Analysis: Car Torque: Jaguar launches cashless fuel fill-ups
Jaguar has unveiled a new app in the UK that allows drivers the opportunity to pay for their petrol from within their car.
Using the app interface, which appears in the touchscreen menu of the Jaguar, drivers can select the type of fuel they require and the dollar amount needed. They then simply fill up the car as normal, without having to head into the service station office to pay.
What’s more, once refuelled, the system can send a GST receipt directly to the driver’s accounting software from the vehicle.
Jaguar NZ general manager Steve Kenchington says the integrated app will introduce a new level of efficiency for an essential task.
“With this new technology will come a more streamlined fuel purchase process and greater convenience for the driver.
“Car owners will no longer have to queue to make payments, unbuckle young children from safety constraints, brave bad weather or even remember to bring their wallets inside with them as all payment details are securely stored in the app,” he says.
Mr Kenchington says the new technology is just a first in a series of cashless innovations from Jaguar Land Rover which, in overseas markets to begin with, will include parking and drive-through restaurant purchasing too.
Suitable for New Zealand?
Jaguar New Zealand is keen to see the cashless fuel buying technology adapted in this part of the world. The distributor may have little choice, as Jaguar Land Rover is looking to roll out the app across a broader range of models within its portfolio, including forthcoming Land Rover and Range Rover products as well as the Jaguar XE and F-Pace.
But, with the app designed in conjunction with the Shell Oil company in the UK, an oil distributor no longer operating in the New Zealand market – Jaguar Land Rover New Zealand might need to look for local integration through another chain.
Theoretically this shouldn’t be an issue though, a local spokesman told us, as the technology is designed to be ‘brand agnostic’; the system’s program structure sits underneath an oil chain’s branding overlay, with the transactional aspect of the system remaining with a third party service provider such as PayPal.
But there are other questions over the usability of the service in a New Zealand context.
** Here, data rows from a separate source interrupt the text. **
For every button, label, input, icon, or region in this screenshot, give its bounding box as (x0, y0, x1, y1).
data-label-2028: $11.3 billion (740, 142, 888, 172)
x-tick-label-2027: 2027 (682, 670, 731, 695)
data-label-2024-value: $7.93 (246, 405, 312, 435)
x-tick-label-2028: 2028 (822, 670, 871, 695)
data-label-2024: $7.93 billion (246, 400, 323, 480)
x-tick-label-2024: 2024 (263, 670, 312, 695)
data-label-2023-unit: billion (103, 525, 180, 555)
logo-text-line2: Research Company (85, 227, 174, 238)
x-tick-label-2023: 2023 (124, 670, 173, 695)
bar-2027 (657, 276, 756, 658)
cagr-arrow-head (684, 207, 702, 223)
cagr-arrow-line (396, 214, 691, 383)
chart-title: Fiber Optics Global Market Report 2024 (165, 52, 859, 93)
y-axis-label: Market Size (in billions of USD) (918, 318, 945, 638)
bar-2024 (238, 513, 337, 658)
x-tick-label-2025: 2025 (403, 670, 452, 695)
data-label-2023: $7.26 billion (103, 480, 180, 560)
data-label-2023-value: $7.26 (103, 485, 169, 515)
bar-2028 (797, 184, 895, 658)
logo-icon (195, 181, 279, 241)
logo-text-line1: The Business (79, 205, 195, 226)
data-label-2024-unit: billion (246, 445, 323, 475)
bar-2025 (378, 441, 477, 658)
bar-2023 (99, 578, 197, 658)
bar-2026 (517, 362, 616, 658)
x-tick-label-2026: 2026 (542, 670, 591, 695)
For example, several chains already feature “pay at pump” services, whereby the customer essentially performs the transaction for fuel through a card reader placed at the pump, meaning the opportunity not to have to leave their vehicle and walk inside to pay for fuel at the cash register is already an option.
Also, will Jaguar Land Rover find a willing partner for the technology when the modern oil chain makes so much of its profit from products other than fuel, such as coffee and confectionary? The app essentially ensures Jaguar Land Rover customers won’t make other discretionary spending decisions inside the store.
Regardless, Mr Kenchington says the technology will be introduced for New Zealand Jaguar drivers from 2018. It will be interesting to see which oil chain the distributor manages to partner with for the initiative.